After relieving itself in Raina's mouth, the nonchalant pigeon landed atop a coop and cooed, as bold as you please. A hundred pairs of angry eyes turned on it but the bird puffed its chest and cooed in defiance, a challenge to anyone who dared.

"Kuri, bad pigeon," Little Roror, Big Roror's shorter cousin and Glory Point's pigeon keeper, scolded as he approached the bird and unstrapped the letter canister from its back. "Do you want it dead, my lady?" he asked.

All the eyes turned on Raina. "N… No," she stammered.

"It should die," her cousin Leytyrn contradicted her. "That was unacceptable." The crowd muttered its agreement.

"It's a bird," Raina argued. "Killing it won't deter the other pigeons. They're not intelligent enough to learn the lesson."

"That doesn't matter," somebody else argued. "You're a bloody lady. The bird dies."

While they argued, Kuri fluttered back into the sky where a flock of the castle's pigeons were flying around in what resembled an army formation. The muttering got even angrier. "Who's the letter for?" Lady Carla's voice cut through the muttering.

Little Roror glanced at the roll of parchment in his hand. "It's for S— Lord Willarn, my lady. From the chancellor."

Lady Carla stretched out her hand. "Give it here."

"The letter is marked for his lordship, my lady," Little Roror protested weakly. "It bears the royal seal."

"Give it!" Carla Lamanbhurg barked.

A reluctant Little Roror handed over the letter. Lady Carla broke the seal, unrolled it, and read. Then she passed it to Raina.

My Dearest Willarn,

Congratulations on your adoption. I have known Nylarn Lamanbhurg since we were boys. An overproud fool if I ever met one. I never dreamed that he could be cursed with such an overabundance of commonsense on his deathbed but the gods work in mysterious ways. 

Only a man like you can bring those treasonous southerners to heel. Your new father was wise to recognize it even if he was stupid enough to be killed by a woman. But his shame is not yours, luckily for all of us. I will be rooting for you, son. But you have a few problems.

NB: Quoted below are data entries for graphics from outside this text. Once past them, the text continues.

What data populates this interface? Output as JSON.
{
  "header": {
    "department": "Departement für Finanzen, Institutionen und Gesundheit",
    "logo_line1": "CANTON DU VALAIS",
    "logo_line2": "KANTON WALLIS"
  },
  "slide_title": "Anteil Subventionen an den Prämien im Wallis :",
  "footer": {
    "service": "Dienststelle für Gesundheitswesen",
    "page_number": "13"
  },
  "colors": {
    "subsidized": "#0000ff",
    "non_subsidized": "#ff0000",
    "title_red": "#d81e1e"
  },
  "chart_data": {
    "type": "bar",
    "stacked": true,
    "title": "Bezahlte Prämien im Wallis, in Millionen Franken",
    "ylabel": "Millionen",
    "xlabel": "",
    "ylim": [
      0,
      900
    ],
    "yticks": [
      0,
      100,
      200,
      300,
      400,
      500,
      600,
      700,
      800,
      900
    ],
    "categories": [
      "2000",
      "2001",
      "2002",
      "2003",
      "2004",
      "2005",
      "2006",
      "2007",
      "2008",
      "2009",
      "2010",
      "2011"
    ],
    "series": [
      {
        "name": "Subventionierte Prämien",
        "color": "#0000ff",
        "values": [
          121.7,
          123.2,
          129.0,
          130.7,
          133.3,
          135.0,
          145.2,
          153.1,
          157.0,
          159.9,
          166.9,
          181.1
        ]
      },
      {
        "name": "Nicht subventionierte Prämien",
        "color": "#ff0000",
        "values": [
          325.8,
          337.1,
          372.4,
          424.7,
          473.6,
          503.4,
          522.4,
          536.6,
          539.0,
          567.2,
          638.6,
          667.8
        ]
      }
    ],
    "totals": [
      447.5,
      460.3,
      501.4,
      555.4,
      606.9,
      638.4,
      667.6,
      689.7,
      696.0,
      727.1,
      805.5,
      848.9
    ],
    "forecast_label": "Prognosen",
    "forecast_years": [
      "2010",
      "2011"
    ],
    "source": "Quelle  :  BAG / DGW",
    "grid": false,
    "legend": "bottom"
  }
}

My spies report that a secret muster has been ordered by the lords of Lamania and Cardinum. Warriors and warships gather every day. The Reendeni are on the warpath. They plan to march once they have 10,000 men. There could only be one target: you. 

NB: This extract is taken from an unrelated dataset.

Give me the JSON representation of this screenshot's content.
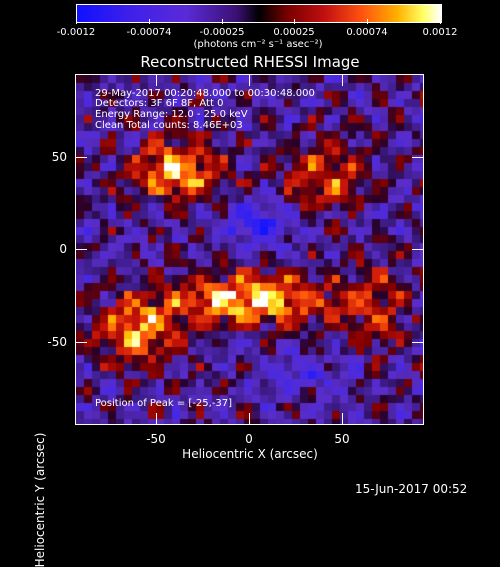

My men are still tied up. You and the Lamanbhurgs have to deal with the Reendeni on your own for now. I want the head of any traitor who sides with those pig worshippers or makes up excuses to avoid fighting.

In related news, the Lady Demanda Lamanbhurg, your wife's cousin and Sir Laman's sister, is set to wed Count Calistarnes of Lamania in four days' time. I believe this is the glue that will seal the alliance. 

King Amynthas has also set sail from Deltopolis. I believe he's heading to Lamania for the wedding. He is traveling with a small party. Three ships and 300 men, only a third of whom are soldiers. If you could find a way to seize him and dispatch him to Confluencia in chains, I would be very grateful.

Varamyr Malbhurg has also been spotted sneaking into Lamania. Did you send him or has he turned traitor?

I also have it on good authority that the Reendeni know you have men secreted within the walls of Lamania. What they don't know is who those men are. Yet. Order them out.

Say hello to Caedmyr for me and tell him to reply to his mother's letters.

You owe me one,

Yohram Rymanus Luchebhurg,

Lord Chancellor and Regent of Rhexia.